A History of Western Philosophy

(Martin Jones) #1

Most of the learned men of the time were less devoted to dialectic than Abélard was. There
was, especially in the School of Chartres, a humanistic movement, which admired antiquity,
and followed Plato and Boethius. There was a renewed interest in mathematics: Adelard of Bath
went to Spain early in the twelfth century, and in consequence translated Euclid.


As opposed to the dry scholastic method, there was a strong mystical movement, of which Saint
Bernard was the leader. His father was a knight who died in the first Crusade. He himself was a
Cistercian monk, and in 1115 became abbot of the newly-founded abbey of Clairvaux. He was
very influential in ecclesiastical politics--turning the scales against antipopes, combating heresy
in Northern Italy and Southern France, bringing the weight of orthodoxy to bear on adventurous
philosophers, and preaching the second Crusade. In attacking philosophers he was usually
successful; but after the collapse of his Crusade he failed to secure the conviction of Gilbert de
la Porrée, who agreed with Boethius more than seemed right to the saintly heresy-hunter.
Although a politician and a bigot, he was a man of genuinely religious temperament, and his
Latin hymns have great beauty. * Among those influenced by him, mysticism became
increasingly dominant, till it passed into something like heresy in Joachim of Flora (d. 1202).
The influence of this man, however, belongs to a later time. Saint Bernard and his followers
sought religious truth, not in reasoning, but in subjective experience and contemplation.
Abélard and Bernard are perhaps equally one-sided.

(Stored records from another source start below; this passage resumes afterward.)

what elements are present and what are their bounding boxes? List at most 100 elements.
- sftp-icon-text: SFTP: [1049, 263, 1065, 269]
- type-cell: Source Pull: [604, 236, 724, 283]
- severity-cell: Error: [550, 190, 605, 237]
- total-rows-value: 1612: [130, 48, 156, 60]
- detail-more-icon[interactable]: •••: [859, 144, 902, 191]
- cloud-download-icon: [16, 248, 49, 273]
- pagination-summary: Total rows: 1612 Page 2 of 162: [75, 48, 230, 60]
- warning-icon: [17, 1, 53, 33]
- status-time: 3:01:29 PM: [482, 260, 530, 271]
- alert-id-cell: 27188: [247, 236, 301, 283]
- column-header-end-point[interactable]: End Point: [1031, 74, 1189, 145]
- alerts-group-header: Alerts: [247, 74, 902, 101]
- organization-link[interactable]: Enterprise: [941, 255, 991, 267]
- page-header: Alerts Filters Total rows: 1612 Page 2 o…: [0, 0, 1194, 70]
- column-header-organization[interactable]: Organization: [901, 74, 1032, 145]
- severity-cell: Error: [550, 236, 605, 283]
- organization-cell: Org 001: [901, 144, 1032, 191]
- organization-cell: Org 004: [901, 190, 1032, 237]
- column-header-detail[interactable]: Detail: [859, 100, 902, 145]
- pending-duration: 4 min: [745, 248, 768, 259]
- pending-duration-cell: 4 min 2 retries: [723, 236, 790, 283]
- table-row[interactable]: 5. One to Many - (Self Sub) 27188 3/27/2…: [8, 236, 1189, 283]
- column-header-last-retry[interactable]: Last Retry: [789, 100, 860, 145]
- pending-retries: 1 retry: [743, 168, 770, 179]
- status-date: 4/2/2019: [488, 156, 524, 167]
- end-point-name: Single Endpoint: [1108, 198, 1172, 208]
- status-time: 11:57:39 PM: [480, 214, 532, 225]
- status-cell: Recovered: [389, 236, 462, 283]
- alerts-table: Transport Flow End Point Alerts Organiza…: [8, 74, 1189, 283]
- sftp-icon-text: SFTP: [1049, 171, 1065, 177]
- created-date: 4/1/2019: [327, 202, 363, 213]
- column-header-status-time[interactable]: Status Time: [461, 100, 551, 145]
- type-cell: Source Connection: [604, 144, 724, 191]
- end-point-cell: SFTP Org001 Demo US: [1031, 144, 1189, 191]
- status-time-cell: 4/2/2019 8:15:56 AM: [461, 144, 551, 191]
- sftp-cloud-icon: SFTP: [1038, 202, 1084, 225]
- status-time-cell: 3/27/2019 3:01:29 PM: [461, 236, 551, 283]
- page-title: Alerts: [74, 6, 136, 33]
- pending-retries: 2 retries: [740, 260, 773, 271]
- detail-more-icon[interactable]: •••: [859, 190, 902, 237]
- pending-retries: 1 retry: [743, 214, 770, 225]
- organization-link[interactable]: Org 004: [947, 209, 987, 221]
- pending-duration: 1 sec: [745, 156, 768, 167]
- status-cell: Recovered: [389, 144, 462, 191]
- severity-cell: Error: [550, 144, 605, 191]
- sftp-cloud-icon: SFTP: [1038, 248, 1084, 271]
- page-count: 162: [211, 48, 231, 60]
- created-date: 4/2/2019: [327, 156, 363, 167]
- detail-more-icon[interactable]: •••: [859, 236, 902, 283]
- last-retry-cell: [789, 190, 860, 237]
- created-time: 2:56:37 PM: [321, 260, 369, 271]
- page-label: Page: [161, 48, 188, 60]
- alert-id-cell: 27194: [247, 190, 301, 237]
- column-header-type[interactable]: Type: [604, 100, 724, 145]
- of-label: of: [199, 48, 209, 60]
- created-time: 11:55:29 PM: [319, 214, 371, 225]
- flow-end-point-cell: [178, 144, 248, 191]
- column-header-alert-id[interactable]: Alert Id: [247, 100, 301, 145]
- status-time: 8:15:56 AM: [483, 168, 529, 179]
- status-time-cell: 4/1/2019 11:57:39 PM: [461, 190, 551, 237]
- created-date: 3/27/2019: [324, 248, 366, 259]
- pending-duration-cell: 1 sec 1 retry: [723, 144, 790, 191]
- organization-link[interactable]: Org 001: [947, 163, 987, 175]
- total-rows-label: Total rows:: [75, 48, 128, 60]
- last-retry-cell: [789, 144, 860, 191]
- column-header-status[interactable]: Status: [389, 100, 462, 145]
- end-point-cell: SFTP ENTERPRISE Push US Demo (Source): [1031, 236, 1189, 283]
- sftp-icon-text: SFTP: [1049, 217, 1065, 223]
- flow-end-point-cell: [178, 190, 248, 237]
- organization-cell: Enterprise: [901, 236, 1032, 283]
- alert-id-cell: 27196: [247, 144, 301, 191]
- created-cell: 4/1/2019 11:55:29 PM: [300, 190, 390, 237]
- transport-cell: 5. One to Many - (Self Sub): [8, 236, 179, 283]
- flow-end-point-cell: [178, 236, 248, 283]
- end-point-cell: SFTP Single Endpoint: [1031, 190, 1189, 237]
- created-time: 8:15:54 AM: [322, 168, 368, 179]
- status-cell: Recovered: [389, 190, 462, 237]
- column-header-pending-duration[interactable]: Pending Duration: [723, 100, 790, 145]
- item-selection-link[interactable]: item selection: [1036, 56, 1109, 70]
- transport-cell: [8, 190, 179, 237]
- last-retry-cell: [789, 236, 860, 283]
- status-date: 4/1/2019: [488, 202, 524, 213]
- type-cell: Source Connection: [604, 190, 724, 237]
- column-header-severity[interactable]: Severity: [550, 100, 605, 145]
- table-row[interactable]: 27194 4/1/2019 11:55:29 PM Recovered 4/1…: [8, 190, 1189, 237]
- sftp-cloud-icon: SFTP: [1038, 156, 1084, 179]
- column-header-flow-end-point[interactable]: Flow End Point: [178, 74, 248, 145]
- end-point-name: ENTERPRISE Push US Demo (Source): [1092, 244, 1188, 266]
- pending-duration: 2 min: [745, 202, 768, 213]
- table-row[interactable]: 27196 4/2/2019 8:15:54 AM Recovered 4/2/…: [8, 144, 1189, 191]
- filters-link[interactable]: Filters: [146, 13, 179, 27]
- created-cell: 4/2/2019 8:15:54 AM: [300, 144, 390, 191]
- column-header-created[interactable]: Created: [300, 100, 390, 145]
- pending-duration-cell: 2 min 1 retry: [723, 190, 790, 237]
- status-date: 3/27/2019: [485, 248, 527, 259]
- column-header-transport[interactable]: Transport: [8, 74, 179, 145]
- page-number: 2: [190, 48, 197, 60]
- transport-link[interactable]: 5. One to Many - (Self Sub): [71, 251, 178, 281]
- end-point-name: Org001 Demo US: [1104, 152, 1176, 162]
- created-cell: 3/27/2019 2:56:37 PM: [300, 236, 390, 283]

Bernard, as a religious mystic, deplored the absorption of the papacy in worldly concerns, and
disliked the temporal power. Although he preached the Crusade, he did not seem to understand
that a war requires organization, and cannot be conducted by religious enthusiasm alone. He
complains that "the law of Justinian, not the law of the Lord" absorbs men's attention. He is
shocked when the Pope defends his domain by military force. The function of the Pope is
spiritual, and he should not attempt actual government. This point of view, however, is
combined with unbounded reverence for the Pope, whom he calls "prince of bishops, heir of the
apostles, of the




* Medieval Latin hymns, rhymed and accentual, give expression, sometimes sublime,
sometimes gentle and pathetic, to the best side of the religious feeling of the times.